Dalam beberapa konteks kata “memerhatikan” (skopeō) mengandung makna “waspada” atau “berhati-hati” (Rm. 16:17; Gal. 6:1). Jika ini yang dipikirkan oleh Paulus, dia mungkin sedang mengaitkan nasihat di sini dengan kata “berhati-hati” (blepō) di 3:2. Maksudnya, kita tidak boleh hanya mengamati orang-orang yang salah, tetapi juga yang benar. Sama seperti kita harus benar-benar mengamati guru-guru palsu (supaya tidak mengikuti kesesatan mereka), kita juga harus benar-benar mengamati orang-orang yang rohani (supaya bisa mengikuti kesalehan mereka).

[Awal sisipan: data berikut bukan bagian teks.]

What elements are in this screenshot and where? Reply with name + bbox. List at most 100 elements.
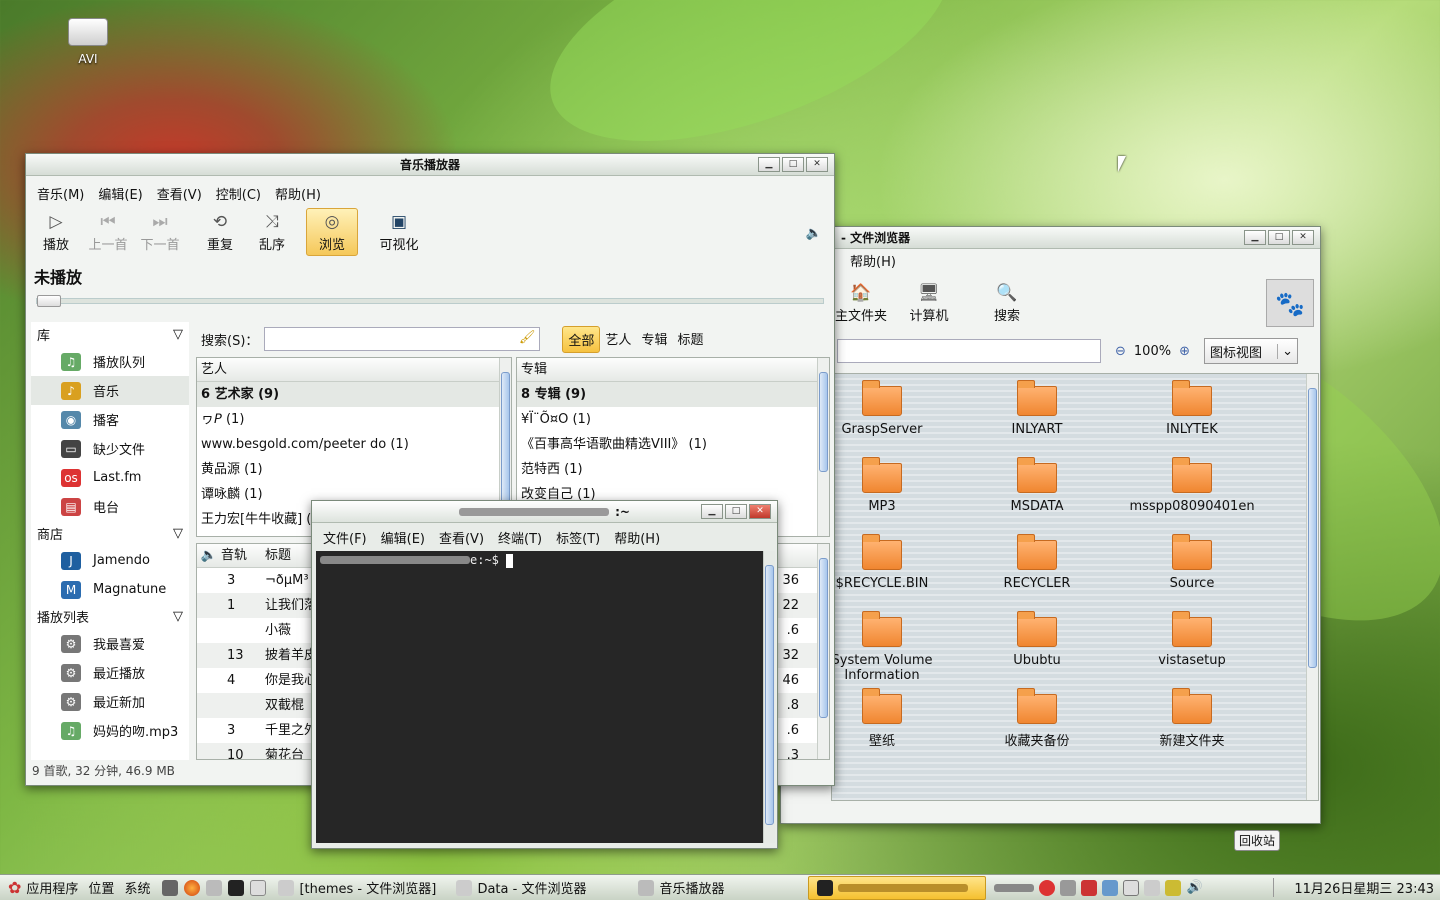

Alasan di balik nasihat (ayat 18-19)
Kata sambung “karena” (gar) dengan jelas menunjukkan alasan, tetapi maksud persisnya tidak terlalu jelas. Apakah Paulus kuatir jemaat Filipi akan menjadi seteru salib? Tampaknya bukan begitu. Tidak ada nada kecaman yang keras untuk jemaat Filipi (bdk. Gal. 1:6-10; 2:12-14). Paulus bahkan menegaskan bahwa kewarganegaraan jemaat Filipi bersifat sorgawi (3:19-20). Di awal surat dia juga meyakini bahwa Allah yang telah memulai yang baik dalam jemaat Filipi akan meneruskannya sampai kedatangan Kristus (1:6).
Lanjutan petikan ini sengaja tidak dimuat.